Treaty, an Exercise in the Surreal
A 21st-century parliament creates an 18th-century treaty using 19th-century racial categories with people whose forebears did not form nations, own land, or exercise sovereigntyVictoria’s so-called “Treaty Process” is not a treaty in any historical, legal, or anthropological sense.
It is a political capitulation to organisations whose members, whatever their claimed descent, do not represent the tiny kin-bands that existed in 1835 when Melbourne was founded, nor the clans of 1788 in New South Wales. The same pattern now unfolds in NSW with its path to treaty. Queensland came within months of signing a treaty before its new government shut the process down, and other states signal they may follow Victoria down the same dark path.
The people now claiming treaty have long been absorbed into British and Australian society. They are neither racially nor culturally continuous with the pre-contact groups of 1788 or 1835, and they inherited no political authority from any Aboriginal society capable of treaty-making. Their modern organisations bear no resemblance to the micro-bands that existed at settlement—groups that possessed no sovereignty, no chiefs, no territorial jurisdiction, and no capacity to bind anyone to a treaty.If a treaty were possible in Australia, it could only have been made at the moment of first settlement, in 1788 at Sydney Cove or in 1835 on the banks of the Yarra. A treaty cannot be made two centuries later to infer rights that no longer exist, or to resurrect political structures that vanished long before Australia became a nation. Whatever rights indigenous groups now claim, land, citizenship, legal protection, property, wages, infrastructure, hospitals, schools were created by British law, funded by British institutions, and guaranteed by British sovereignty. Modern treaty processes attempt to graft contemporary identity politics onto a period where no treaty-capable polities existed, and then demand retrospective benefits built entirely on British exceptionalism. A treaty cannot be written now for peoples who did not possess sovereignty then, nor can it confer rewards in 2025 for rights that did not exist in 1788 or 1835. Any modern “treaty” is therefore not a historical correction but a political invention.
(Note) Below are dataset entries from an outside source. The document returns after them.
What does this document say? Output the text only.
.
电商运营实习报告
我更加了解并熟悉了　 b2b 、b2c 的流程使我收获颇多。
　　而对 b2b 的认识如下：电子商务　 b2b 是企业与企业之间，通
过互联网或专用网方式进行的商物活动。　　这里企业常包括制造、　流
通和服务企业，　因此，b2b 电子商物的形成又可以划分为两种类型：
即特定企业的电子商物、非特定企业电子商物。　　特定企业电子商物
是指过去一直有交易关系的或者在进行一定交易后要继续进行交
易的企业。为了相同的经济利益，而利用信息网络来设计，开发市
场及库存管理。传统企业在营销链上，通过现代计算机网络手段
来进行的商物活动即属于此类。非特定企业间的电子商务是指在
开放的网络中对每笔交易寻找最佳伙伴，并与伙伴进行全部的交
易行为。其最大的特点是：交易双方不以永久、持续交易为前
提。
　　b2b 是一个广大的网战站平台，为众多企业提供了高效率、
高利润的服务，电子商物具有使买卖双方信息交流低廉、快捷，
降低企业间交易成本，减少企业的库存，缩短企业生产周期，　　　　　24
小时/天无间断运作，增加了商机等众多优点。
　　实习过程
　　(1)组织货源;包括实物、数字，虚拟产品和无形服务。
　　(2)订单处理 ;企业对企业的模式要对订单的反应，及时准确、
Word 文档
The modern language of “First Nations,” “sovereign peoples,” and “nation-to-nation agreements” is not truth-telling; it is propaganda invented by activists and embraced uncritically by the political class. It bears no resemblance to the micro-societies that inhabited pre-contact Australia, groups that owned no alienable land, whose territories were surrendered/ceded by the very act of settlement, and who had no political system capable of treaty-making at all.